Exactly the same as when you do int.max + int.max.

This depends on how you look at it. From a formal perspective assume zero as the base, then a predecessor function P and a successor function S.

Then you have 0u  - 1u + 2u ==> SSP0

Then you do a normalization where you cancel out successor and predecessor pairs and you get the result S0 ==> 1u. On the other hand if you end up with P0 the result should be bottom (error).

In binary representation you need to collect the carry over N terms, so you need an extra accumulator which you can get by extending the precision by ~ log2(N) bits. Then do a masking of the most significant bits to check for over/underflow.

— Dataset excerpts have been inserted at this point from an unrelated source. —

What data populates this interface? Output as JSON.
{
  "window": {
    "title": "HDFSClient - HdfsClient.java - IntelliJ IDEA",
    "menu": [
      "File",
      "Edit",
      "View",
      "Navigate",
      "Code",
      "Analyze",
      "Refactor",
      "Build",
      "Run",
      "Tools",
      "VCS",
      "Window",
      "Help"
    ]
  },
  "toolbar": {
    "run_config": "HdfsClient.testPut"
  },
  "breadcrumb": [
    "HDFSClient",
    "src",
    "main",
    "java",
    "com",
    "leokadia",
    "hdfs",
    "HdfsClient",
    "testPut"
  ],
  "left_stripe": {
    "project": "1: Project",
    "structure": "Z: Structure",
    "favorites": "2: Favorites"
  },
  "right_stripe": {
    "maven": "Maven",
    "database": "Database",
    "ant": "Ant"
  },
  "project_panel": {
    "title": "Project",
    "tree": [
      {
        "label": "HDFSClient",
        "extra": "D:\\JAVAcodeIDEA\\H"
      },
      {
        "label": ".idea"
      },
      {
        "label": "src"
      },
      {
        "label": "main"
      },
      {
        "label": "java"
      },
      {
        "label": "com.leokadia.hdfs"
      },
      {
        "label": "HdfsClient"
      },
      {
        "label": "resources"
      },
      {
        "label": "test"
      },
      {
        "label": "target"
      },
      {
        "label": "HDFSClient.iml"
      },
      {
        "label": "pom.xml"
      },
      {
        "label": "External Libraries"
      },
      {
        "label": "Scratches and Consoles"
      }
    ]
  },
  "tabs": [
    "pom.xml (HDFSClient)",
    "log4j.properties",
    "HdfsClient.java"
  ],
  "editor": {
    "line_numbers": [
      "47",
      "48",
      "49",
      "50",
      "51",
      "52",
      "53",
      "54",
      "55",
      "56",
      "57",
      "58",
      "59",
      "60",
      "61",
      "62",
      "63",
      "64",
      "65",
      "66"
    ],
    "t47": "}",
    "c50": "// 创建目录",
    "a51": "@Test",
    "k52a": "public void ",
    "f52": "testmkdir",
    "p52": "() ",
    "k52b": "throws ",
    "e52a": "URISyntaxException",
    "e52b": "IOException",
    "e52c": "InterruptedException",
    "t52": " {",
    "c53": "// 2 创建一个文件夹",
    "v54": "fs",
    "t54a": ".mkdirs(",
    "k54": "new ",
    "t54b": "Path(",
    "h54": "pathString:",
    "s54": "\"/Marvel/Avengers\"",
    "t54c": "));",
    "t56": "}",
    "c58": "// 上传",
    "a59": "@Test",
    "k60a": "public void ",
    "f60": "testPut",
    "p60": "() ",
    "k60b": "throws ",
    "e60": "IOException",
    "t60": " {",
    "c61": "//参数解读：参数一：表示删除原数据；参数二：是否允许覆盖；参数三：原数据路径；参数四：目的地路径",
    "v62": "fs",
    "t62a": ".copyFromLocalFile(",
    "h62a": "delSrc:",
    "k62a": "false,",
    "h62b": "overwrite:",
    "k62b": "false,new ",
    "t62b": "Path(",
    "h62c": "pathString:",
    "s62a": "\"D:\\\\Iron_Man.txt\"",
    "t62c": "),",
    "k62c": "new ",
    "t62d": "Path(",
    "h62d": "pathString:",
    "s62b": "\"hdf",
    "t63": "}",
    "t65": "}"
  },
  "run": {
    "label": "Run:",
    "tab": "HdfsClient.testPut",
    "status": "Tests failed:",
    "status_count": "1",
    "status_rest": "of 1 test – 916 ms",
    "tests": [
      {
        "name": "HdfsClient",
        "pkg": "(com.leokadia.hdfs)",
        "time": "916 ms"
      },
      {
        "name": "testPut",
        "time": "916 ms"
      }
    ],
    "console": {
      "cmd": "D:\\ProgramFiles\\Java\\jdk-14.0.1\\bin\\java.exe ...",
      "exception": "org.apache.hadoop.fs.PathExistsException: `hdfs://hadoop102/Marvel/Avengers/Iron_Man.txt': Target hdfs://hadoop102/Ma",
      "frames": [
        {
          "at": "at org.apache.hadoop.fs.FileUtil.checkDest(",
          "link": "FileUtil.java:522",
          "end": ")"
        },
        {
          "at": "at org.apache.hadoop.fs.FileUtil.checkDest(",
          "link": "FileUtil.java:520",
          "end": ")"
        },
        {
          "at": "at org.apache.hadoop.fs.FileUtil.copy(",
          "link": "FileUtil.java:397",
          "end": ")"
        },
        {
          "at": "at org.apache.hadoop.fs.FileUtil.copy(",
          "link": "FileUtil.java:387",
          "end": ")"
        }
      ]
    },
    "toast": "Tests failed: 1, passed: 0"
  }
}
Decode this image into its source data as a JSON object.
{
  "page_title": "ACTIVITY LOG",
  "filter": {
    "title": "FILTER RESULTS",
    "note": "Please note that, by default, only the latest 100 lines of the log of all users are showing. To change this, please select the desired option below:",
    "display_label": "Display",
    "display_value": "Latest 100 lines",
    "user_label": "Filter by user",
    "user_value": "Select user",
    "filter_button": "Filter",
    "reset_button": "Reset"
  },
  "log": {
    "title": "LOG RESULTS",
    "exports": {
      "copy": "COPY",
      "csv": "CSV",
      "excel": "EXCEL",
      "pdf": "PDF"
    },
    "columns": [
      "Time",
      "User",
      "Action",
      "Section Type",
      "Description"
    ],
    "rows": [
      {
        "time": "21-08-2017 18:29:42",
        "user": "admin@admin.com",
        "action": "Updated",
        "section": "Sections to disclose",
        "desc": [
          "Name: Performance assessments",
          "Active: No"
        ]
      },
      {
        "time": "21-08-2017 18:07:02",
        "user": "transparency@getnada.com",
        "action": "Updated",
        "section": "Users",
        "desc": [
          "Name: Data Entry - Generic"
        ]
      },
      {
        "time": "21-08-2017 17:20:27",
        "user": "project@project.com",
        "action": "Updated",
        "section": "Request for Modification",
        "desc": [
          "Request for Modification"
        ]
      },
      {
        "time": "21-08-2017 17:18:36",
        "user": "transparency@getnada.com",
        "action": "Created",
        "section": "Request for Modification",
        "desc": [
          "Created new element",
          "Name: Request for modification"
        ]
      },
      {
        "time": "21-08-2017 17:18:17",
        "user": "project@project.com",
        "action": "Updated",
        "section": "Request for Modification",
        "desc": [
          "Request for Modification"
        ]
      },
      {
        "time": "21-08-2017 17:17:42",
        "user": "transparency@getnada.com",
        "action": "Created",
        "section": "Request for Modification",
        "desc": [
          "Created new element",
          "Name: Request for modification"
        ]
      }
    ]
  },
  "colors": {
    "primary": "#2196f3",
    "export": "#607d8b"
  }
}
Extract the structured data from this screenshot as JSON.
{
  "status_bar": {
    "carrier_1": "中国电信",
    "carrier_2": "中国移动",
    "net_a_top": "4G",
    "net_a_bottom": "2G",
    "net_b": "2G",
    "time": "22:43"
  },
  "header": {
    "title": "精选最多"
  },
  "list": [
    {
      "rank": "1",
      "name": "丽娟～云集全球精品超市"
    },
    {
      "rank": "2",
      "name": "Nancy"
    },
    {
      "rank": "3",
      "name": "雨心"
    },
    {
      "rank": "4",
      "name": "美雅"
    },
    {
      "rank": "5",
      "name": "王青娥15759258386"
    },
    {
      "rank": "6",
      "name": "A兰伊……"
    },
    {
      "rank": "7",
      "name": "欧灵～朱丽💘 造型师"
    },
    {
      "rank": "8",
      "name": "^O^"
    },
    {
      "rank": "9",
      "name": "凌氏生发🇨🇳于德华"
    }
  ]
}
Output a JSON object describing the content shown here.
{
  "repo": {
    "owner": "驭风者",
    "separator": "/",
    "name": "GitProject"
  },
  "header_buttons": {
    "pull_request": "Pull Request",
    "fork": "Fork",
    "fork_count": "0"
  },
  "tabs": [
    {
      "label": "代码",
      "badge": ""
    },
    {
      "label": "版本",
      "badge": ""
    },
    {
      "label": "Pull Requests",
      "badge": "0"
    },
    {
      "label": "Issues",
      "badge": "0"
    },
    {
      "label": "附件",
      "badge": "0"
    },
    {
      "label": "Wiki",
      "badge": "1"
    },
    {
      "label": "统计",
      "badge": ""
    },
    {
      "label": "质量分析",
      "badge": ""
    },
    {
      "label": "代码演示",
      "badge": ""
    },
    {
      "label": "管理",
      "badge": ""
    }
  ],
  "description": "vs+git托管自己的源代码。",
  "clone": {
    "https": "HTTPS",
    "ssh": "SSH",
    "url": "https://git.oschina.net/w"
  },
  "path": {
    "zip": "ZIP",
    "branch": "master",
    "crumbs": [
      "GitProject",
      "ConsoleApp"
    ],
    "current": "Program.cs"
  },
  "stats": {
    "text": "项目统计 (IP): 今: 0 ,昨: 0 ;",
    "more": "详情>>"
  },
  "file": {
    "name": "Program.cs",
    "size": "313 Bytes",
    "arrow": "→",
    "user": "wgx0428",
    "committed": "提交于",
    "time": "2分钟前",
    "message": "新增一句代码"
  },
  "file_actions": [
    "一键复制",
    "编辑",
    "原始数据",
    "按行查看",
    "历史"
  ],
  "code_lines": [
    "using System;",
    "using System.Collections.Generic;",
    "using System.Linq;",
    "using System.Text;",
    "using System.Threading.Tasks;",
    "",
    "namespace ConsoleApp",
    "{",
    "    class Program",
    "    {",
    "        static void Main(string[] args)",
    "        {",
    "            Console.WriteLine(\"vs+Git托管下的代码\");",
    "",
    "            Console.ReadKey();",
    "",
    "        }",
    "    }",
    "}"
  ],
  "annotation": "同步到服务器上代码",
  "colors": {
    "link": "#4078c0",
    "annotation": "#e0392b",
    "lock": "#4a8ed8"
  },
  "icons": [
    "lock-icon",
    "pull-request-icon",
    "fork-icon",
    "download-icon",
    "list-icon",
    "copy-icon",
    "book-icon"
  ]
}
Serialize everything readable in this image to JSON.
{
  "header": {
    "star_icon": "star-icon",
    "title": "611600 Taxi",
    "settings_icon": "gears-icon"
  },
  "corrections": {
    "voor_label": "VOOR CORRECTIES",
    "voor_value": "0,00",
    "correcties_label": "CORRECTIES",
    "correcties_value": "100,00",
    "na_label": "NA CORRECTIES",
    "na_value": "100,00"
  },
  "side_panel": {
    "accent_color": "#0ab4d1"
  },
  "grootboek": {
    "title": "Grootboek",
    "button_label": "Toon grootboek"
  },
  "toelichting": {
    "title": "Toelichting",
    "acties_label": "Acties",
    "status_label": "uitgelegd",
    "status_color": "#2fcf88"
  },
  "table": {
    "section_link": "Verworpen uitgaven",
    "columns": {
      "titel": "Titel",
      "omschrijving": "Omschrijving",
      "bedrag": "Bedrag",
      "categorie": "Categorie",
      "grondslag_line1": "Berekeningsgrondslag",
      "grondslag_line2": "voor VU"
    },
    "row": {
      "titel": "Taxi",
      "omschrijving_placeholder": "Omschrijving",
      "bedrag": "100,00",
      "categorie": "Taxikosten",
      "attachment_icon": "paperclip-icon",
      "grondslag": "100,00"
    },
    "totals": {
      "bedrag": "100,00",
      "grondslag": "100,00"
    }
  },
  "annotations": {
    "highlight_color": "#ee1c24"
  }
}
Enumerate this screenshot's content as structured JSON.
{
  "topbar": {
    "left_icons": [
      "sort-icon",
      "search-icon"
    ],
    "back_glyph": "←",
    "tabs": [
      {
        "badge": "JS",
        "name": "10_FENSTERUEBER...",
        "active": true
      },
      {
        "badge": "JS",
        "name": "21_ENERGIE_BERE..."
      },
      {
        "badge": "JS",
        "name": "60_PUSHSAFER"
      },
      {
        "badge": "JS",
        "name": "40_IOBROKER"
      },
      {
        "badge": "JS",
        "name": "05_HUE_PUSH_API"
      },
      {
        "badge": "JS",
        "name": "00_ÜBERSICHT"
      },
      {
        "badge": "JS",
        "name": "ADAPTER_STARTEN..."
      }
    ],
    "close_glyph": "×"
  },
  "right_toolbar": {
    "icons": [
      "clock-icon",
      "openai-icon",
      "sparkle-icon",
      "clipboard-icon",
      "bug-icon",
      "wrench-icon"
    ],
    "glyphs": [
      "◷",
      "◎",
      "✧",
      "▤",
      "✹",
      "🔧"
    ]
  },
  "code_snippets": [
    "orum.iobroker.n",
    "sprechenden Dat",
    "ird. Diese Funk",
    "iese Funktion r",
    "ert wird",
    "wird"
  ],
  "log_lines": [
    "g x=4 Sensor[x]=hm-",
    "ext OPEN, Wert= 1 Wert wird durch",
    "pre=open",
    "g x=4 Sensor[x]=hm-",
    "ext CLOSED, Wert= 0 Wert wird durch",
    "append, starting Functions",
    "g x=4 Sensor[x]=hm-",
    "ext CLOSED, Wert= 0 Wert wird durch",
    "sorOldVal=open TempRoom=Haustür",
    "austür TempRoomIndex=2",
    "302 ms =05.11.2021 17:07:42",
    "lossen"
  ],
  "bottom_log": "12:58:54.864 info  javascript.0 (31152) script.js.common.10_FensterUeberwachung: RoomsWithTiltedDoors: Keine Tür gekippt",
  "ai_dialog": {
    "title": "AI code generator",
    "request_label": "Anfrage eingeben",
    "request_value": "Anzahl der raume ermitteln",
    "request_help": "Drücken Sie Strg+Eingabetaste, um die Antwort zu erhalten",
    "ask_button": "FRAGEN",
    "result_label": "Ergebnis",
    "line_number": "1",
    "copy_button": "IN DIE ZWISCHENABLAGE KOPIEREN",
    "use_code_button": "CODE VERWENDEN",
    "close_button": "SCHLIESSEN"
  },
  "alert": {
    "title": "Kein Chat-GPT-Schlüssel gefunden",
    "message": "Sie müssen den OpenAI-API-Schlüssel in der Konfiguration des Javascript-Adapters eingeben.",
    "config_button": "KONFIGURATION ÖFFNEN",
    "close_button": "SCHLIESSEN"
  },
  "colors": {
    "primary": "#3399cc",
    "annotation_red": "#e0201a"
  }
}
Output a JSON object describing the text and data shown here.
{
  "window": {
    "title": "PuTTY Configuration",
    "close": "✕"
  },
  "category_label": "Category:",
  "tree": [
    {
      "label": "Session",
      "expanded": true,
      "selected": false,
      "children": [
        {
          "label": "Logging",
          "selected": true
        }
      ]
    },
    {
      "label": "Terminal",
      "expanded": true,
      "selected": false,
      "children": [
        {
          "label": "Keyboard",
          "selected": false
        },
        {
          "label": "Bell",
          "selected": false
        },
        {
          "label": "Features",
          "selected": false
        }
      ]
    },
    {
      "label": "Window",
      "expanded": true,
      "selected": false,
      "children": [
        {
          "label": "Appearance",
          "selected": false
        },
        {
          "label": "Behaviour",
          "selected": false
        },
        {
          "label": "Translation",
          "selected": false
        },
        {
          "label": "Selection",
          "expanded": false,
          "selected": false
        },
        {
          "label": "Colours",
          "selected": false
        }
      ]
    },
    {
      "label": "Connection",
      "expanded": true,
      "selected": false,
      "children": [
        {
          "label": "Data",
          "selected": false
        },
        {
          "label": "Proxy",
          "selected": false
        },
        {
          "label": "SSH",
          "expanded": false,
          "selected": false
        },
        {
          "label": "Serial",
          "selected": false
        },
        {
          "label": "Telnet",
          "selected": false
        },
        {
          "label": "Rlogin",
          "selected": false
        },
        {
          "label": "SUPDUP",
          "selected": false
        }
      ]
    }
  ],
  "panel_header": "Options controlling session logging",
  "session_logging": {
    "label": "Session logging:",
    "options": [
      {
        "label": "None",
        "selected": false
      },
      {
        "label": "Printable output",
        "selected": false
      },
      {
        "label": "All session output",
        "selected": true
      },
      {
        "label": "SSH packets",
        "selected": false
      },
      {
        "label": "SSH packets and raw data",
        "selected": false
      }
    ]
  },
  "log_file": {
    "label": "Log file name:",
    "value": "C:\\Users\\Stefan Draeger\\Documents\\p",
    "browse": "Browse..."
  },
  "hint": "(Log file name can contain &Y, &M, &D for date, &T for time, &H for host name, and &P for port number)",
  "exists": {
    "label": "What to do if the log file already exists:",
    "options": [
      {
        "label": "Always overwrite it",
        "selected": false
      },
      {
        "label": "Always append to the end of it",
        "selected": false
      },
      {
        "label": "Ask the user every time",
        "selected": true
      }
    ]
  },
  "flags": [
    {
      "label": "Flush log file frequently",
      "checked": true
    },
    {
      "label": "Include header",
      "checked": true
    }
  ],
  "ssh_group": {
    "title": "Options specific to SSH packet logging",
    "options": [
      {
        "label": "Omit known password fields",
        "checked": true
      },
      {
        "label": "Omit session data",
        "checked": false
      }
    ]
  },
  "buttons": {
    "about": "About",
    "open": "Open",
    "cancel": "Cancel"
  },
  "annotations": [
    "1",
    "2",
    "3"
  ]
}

Advanced for a compiler, but possible.

The type that I think would be useful, would be a number in the range 0..int.max.
It has no risk of underflow.

Yep, from a correctness perspective length should be integer with a >=0 constraint. Ada also acknowledge this by having unsigned integers being 31 bits like you suggest. And now that most CPUs go 64 bit then a 63 bit integer would be the right choice for array length.

unsigned types are not a subset of mathematical integers.

They do not just have a restricted range. They have different semantics.


The question of what happens when a range is exceeded, is a different question.

There is really no difference between signed and unsigned in principle since you only have an offset, but in practical programming 64 bits signed and 63 bits unsigned is enough for most situations with the advantage that you have the same bit representation with only one interpretation.

What the semantics are depend on how you define the operators, right? So you can have both modular arithmetic and non-modular in the same type by providing more operators. This is after all how the hardware does it.

Contrary to what is claimed by others in this thread the general hardware ALU does not default to modular arithmetic, it preserves resolution:

32bit + 32bit ==> 33bit result
32bit * 32bit ==> 64bit result

Modular arithmetic is an artifact of the language, not the hardware.